Tanya Holmes is the founder, owner, and operator of Ka-La Healing Garden Center. It is her vision to build a safer and healthier environment for residents in the Central, Fairfax, and surrounding neighborhoods of Cleveland. Holmes, a graduate of the Neighborhood Leadership Development Program, has created an interactive community space that includes an urban garden, a summer jobs program, a networking and entrepreneurship group for women, and more. Fresh produce grown on-site is sold every Saturday at her farm stand, which accepts SNAP and senior vouchers

With funding from the Center for Healthy Food Access, Holmes is finalizing a business plan and establishing a 501(c)(3): The Ka-La Healing Garden Foundation. I’m getting to a place of stability, where I can purchase things that will make the garden run smoothly,” she says.  She is also using the funds to create materials for nutrition classes and cooking demonstrations at the garden and farm stand, as well as to purchase a commercial hot plate and rain barrels.

Summer 2017 marks the third year of Holmes providing jobs for 20 young people ages 14 to 24 through the Summer Youth Gardening Training Program. In partnership with Youth Opportunity Unlimited, program participants learn about urban agriculture, nutrition, professional development, and skills they can use to start a garden in their own community. In her words:

“I feed them, I teach them, I have them create vision boards. I ask them: ‘Where do you want to see yourself in three years? Where do you want to go to college?’ They’re learning about food and where it comes from, and entrepreneurship skills. It’s a safe place for them, an outlet. This is hard work. Some of these kids have never seen a seed before. Seems so simple. But they'd never seen it before. Kale, eggplant, squash...most of the kids never ate any of these vegetables.”


Through partnership with the Greater Cleveland Food Bank, Holmes provides free breakfast and lunch to participants in the summer jobs program as well; she’s also been known to provide work for additional youth from the neighborhood. She explains, “I saw kids coming to work hungry, not having lunch. I reached out to [U.S. Representative] Marcia Fudge, and she said, ‘I'm going to help you,’ and then reached out to Farm Credit of Mid- America, which provided funding for a cabin and refrigerator. Following that investment, I partnered with the Food Bank. Now, they send a truck full of lunches that we give out to kids over the summer.”

Holmes also has a very important helper in the garden. “My grandson, Alonzo, is seven years old, and he’s been with me in the garden since he was three. He helps with the soil, mulch, locking up the place; he’s my little assistant.”

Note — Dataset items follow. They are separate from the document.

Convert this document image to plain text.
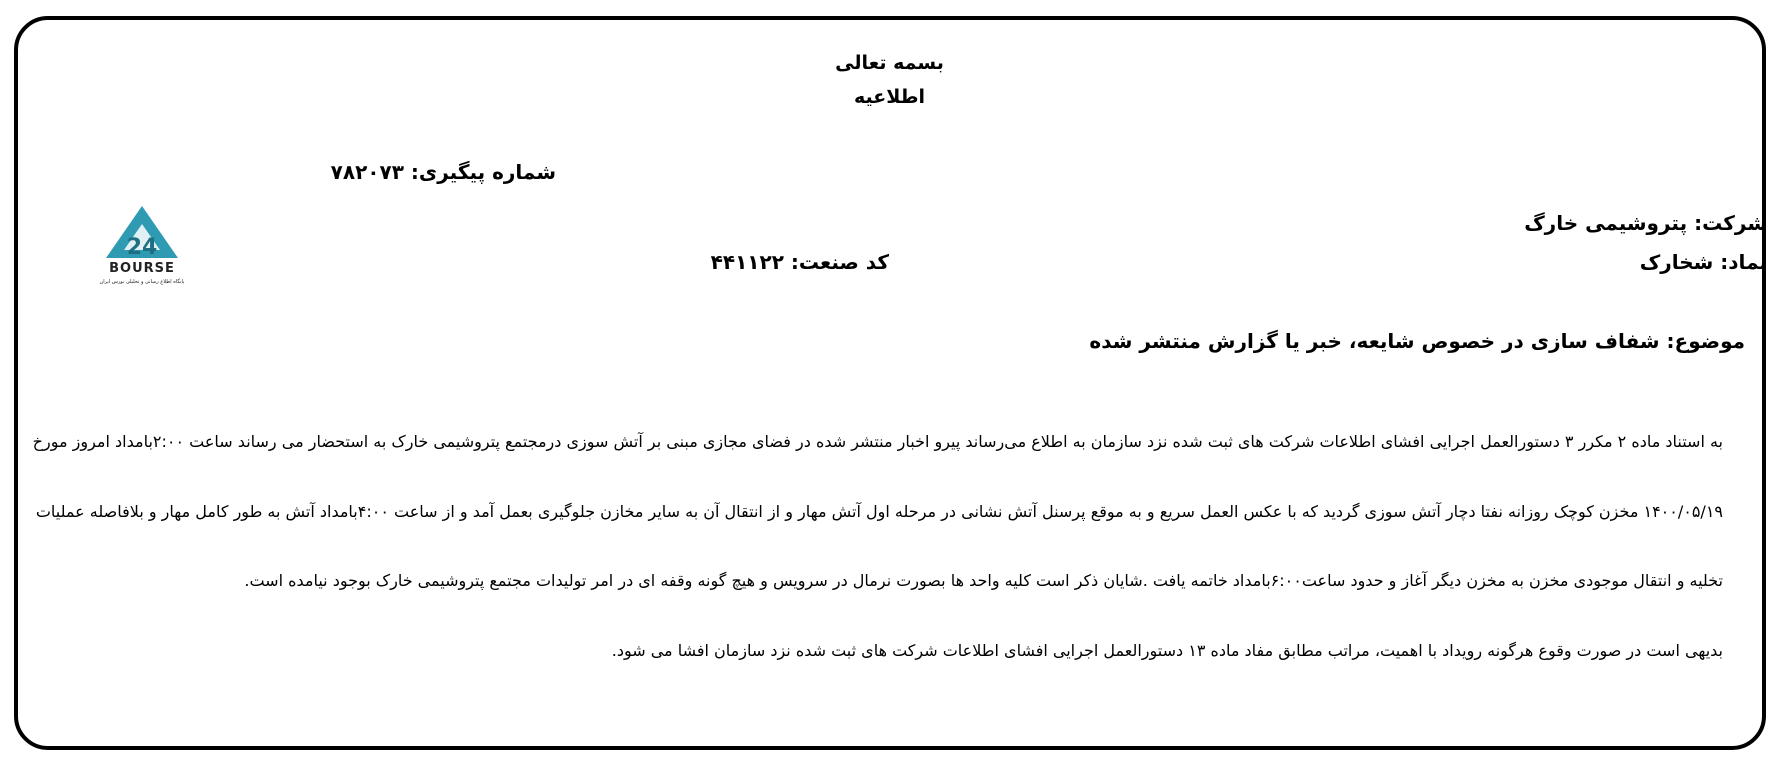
بسمه تعالی
اطلاعیه
شماره پیگیری: ۷۸۲۰۷۳
شرکت: پتروشیمی خارگ
نماد: شخارک
کد صنعت: ۴۴۱۱۲۲
موضوع: شفاف سازی در خصوص شایعه، خبر یا گزارش منتشر شده
به استناد ماده ۲ مکرر ۳ دستورالعمل اجرایی افشای اطلاعات شرکت های ثبت شده نزد سازمان به اطلاع می‌رساند پیرو اخبار منتشر شده در فضای مجازی مبنی بر آتش سوزی درمجتمع پتروشیمی خارک به استحضار می رساند ساعت ۲:۰۰بامداد امروز مورخ
۱۴۰۰/۰۵/۱۹ مخزن کوچک روزانه نفتا دچار آتش سوزی گردید که با عکس العمل سریع و به موقع پرسنل آتش نشانی در مرحله اول آتش مهار و از انتقال آن به سایر مخازن جلوگیری بعمل آمد و از ساعت ۴:۰۰بامداد آتش به طور کامل مهار و بلافاصله عملیات
تخلیه و انتقال موجودی مخزن به مخزن دیگر آغاز و حدود ساعت۶:۰۰بامداد خاتمه یافت .شایان ذکر است کلیه واحد ها بصورت نرمال در سرویس و هیچ گونه وقفه ای در امر تولیدات مجتمع پتروشیمی خارک بوجود نیامده است.
بدیهی است در صورت وقوع هرگونه رویداد با اهمیت، مراتب مطابق مفاد ماده ۱۳ دستورالعمل اجرایی افشای اطلاعات شرکت های ثبت شده نزد سازمان افشا می شود.
24
BOURSE
پایگاه اطلاع رسانی و تحلیلی بورس ایران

When asked what inspires her, Holmes responds: “It's more than farming and gardening for me. It's about taking over our neighborhood and introducing healthy food to our children and adults. I'm here not to just grow and sell vegetables; I'm here to teach the community entrepreneurship, how to eat healthy foods, and the importance of cleaning their neighborhood. I'm teaching them to love themselves and not to let anyone ruin their day…Urban farming is about bringing the community together, reducing crime, helping neighbors feel comfortable coming outside. I do street clean ups, and I’m in charge of the kids’ park across the street.”

As for what’s next for Holmes?

“So many people want to partner, but I need capacity. Now, with nonprofit status, I could partner with the city on things like a re-entry program. Things are going so great with the business. I'm outgrowing my home…I’m going to need an office space or a small building!”

*The views and opinions expressed in this article are those of the author and do not necessarily reflect the position of The Healthy Food Access Portal.